Posted at Jun 15 2017 05:14 PM | Updated as of Jun 15 2017 05:44 PM

MANILA- The Armed Forces of the Philippines (AFP) vowed to protect Mindanao from becoming a jihad destination amid fears that more Islamic State or ISIS fighters may choose to fight in southern Philippines.

Asked for comment, Philippine Army 1st Infantry Division spokesperson Lt. Col. Jo-Ar Herrera assured that the military would not allow ISIS to establish a caliphate in Mindanao.

“Your Armed Forces will not allow that for the ISIS to establish their Islamic caliphate here in Mindanao,” he said in a press briefing Thursday.

“The people of Mindanao and your Armed Forces are firm on its commitment to provide a safety place for every Filipino in Mindanao so we would not allow that,” he added.

Sidney Jones, director of the Institute for Policy Analysis of Conflict on Thursday said Mindanao, particularly the area of the Islamic City of Marawi, was becoming a preferred jihad destination.

"I think it's become a hub of activity for the region and I think it's a game changer,", she said in an interview with ANC's Early Edition.

Jones explained, people used to fear that extremism problem was going to come from Syria and Iraq and returning fighters from the Middle East, but the current situation says otherwise.

"The real problem is people being recruited from the region who never set foot in the Middle East now see Mindanao, particularly the area around Marawi, as the preferred jihad destination," she said.

Herrera explained that extremists in Marawi City are “not ordinary” since they are ready to fight and die. He also suspects that the attack was planned for years and not just days.

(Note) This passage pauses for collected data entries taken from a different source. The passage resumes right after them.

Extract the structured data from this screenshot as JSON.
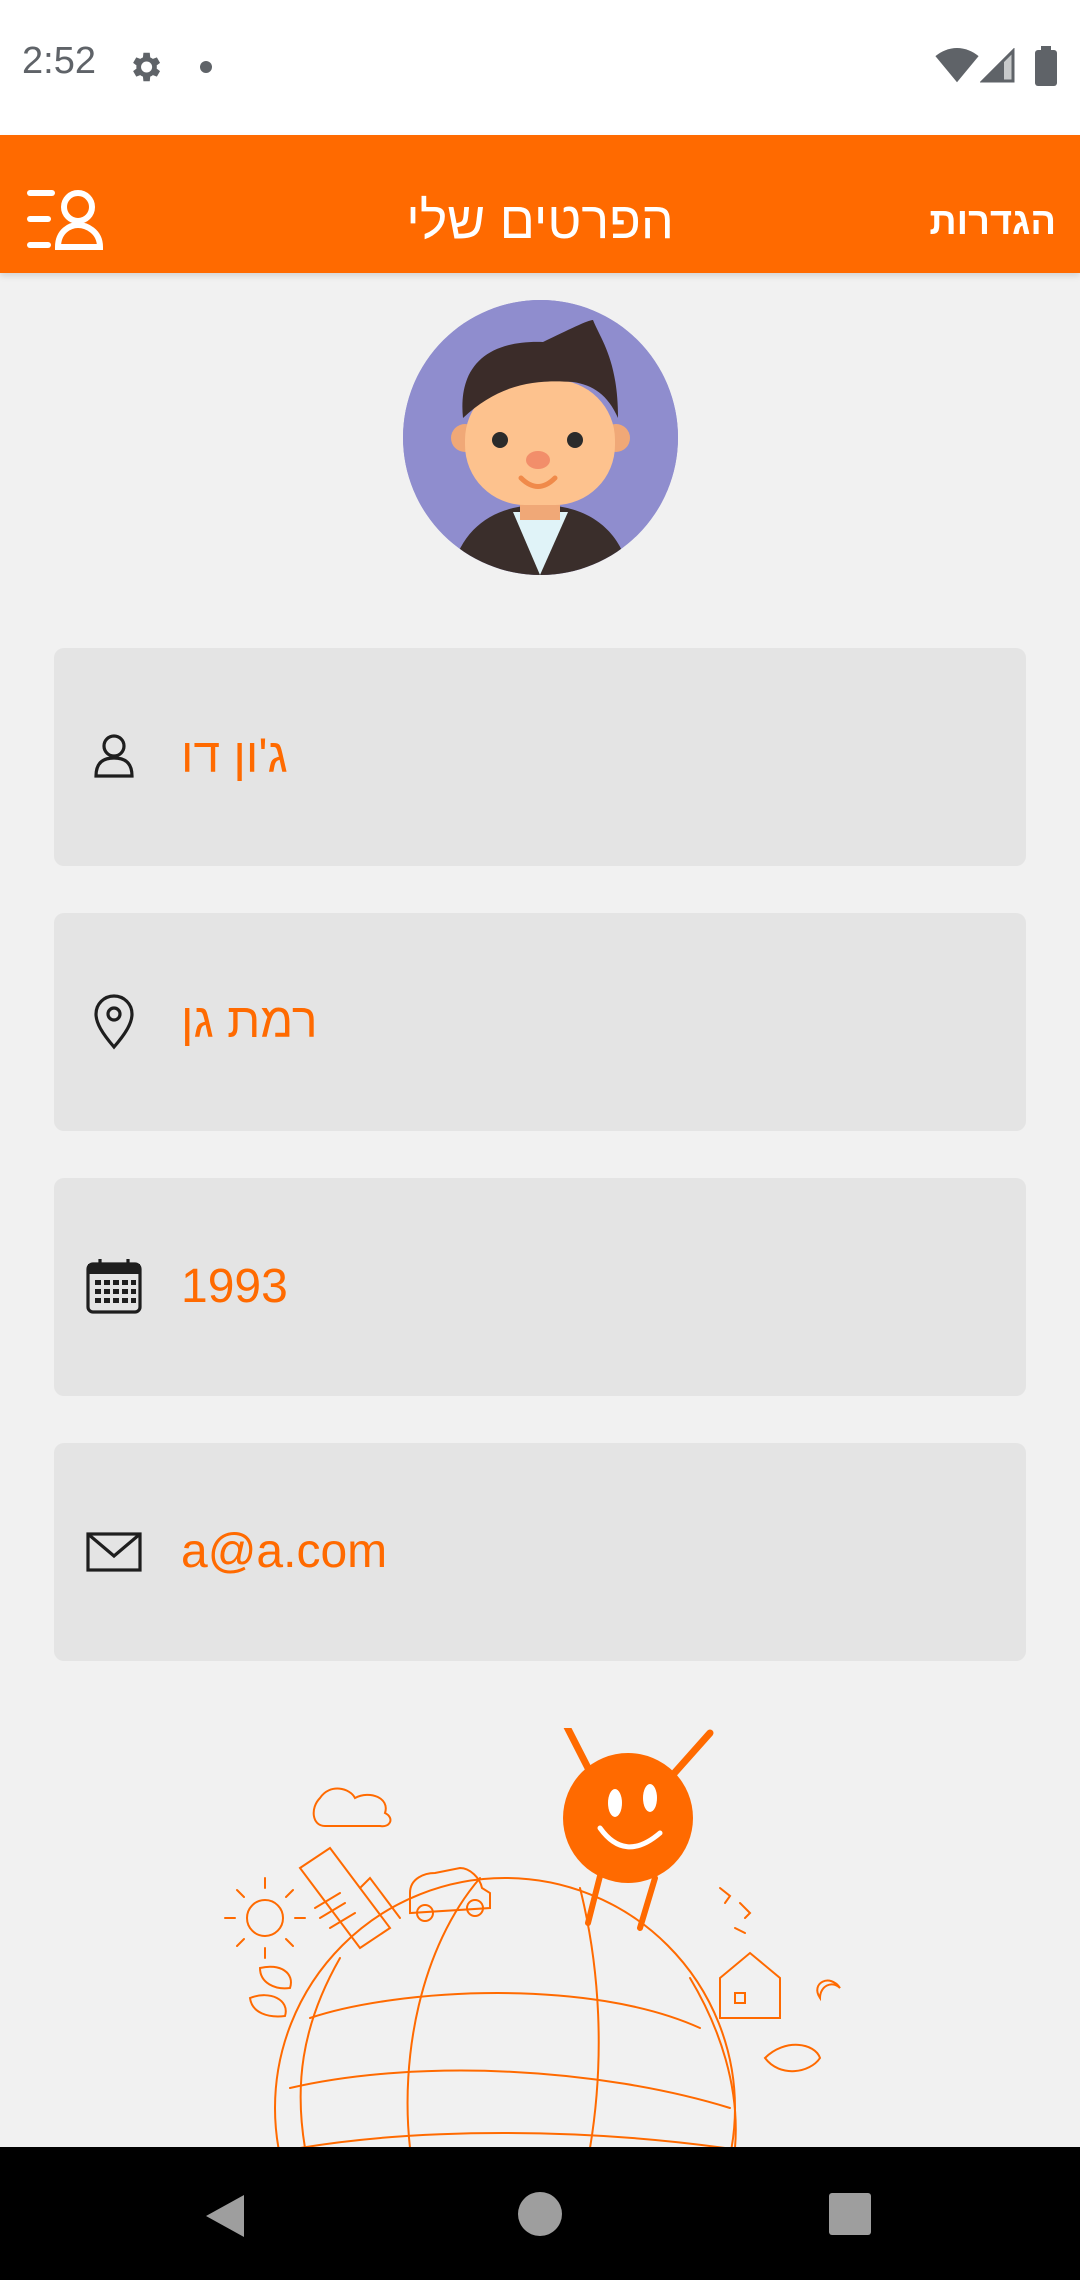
{
  "status_bar": {
    "time": "2:52",
    "icons": [
      "settings-icon",
      "notification-dot",
      "wifi-icon",
      "signal-icon",
      "battery-icon"
    ]
  },
  "app_bar": {
    "title": "הפרטים שלי",
    "settings_label": "הגדרות",
    "menu_icon": "profile-menu-icon",
    "background_color": "#ff6a00"
  },
  "avatar": {
    "icon": "user-avatar-cartoon"
  },
  "fields": [
    {
      "icon": "person-icon",
      "value": "ג'ון דו"
    },
    {
      "icon": "location-pin-icon",
      "value": "רמת גן"
    },
    {
      "icon": "calendar-icon",
      "value": "1993"
    },
    {
      "icon": "mail-icon",
      "value": "a@a.com"
    }
  ],
  "colors": {
    "accent": "#ff6a00",
    "field_background": "#e4e4e4",
    "page_background": "#f1f1f1"
  },
  "nav_bar": {
    "icons": [
      "back-icon",
      "home-icon",
      "recents-icon"
    ]
  }
}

“These are not ordinary militants or terrorists, they are ready to combat. They are ready to die for their corrupt ideologies so they are very prepared,” he said.

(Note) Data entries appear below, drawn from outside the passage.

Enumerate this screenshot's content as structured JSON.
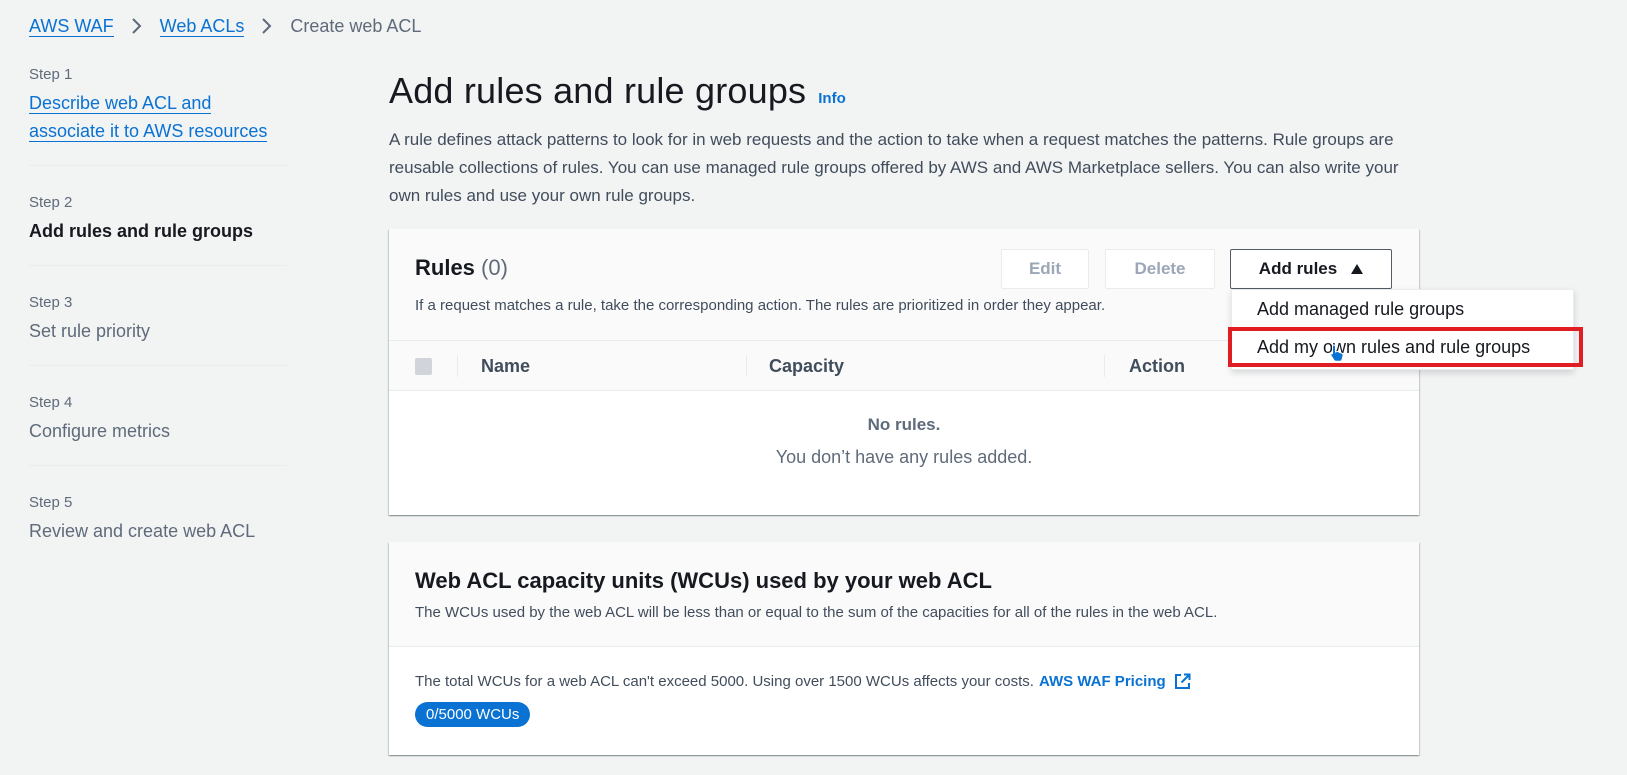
{
  "breadcrumb": {
    "items": [
      "AWS WAF",
      "Web ACLs"
    ],
    "current": "Create web ACL"
  },
  "steps": [
    {
      "num": "Step 1",
      "title": "Describe web ACL and associate it to AWS resources",
      "title_line1": "Describe web ACL and",
      "title_line2": "associate it to AWS resources"
    },
    {
      "num": "Step 2",
      "title": "Add rules and rule groups"
    },
    {
      "num": "Step 3",
      "title": "Set rule priority"
    },
    {
      "num": "Step 4",
      "title": "Configure metrics"
    },
    {
      "num": "Step 5",
      "title": "Review and create web ACL"
    }
  ],
  "page": {
    "title": "Add rules and rule groups",
    "info": "Info",
    "description": "A rule defines attack patterns to look for in web requests and the action to take when a request matches the patterns. Rule groups are reusable collections of rules. You can use managed rule groups offered by AWS and AWS Marketplace sellers. You can also write your own rules and use your own rule groups."
  },
  "rules": {
    "title": "Rules",
    "count": "(0)",
    "subtitle": "If a request matches a rule, take the corresponding action. The rules are prioritized in order they appear.",
    "buttons": {
      "edit": "Edit",
      "delete": "Delete",
      "add": "Add rules"
    },
    "columns": [
      "Name",
      "Capacity",
      "Action"
    ],
    "empty_title": "No rules.",
    "empty_text": "You don’t have any rules added."
  },
  "dropdown": {
    "items": [
      "Add managed rule groups",
      "Add my own rules and rule groups"
    ]
  },
  "wcu": {
    "title": "Web ACL capacity units (WCUs) used by your web ACL",
    "subtitle": "The WCUs used by the web ACL will be less than or equal to the sum of the capacities for all of the rules in the web ACL.",
    "text": "The total WCUs for a web ACL can't exceed 5000. Using over 1500 WCUs affects your costs.",
    "pricing_link": "AWS WAF Pricing",
    "badge": "0/5000 WCUs"
  },
  "icons": {
    "breadcrumb_separator": "chevron-right-icon",
    "add_rules_caret": "caret-up-icon",
    "external_link": "external-link-icon",
    "cursor": "hand-pointer-icon"
  },
  "colors": {
    "link": "#0972d3",
    "highlight": "#e11d24",
    "background": "#f2f3f3"
  }
}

Clashes in the southern Islamic city of Marawi began on May 23 after Maute and Abu Sayyaf extremists and other rebels attacked after government troops tried to arrest senior Abu Sayyaf leader Isnilon Hapilon, purportedly the Islamic State’s emir in Southeast Asia.

As the siege continues on its 4th week, Herrera said they are still facing around 150-200 militants and still trying to rescue around 300-500 civilians trapped in the battle-torn city.

“We intend to finish the fight as soon as possible. Our tactical commanders are doing their best to attain their military objectives,” he said.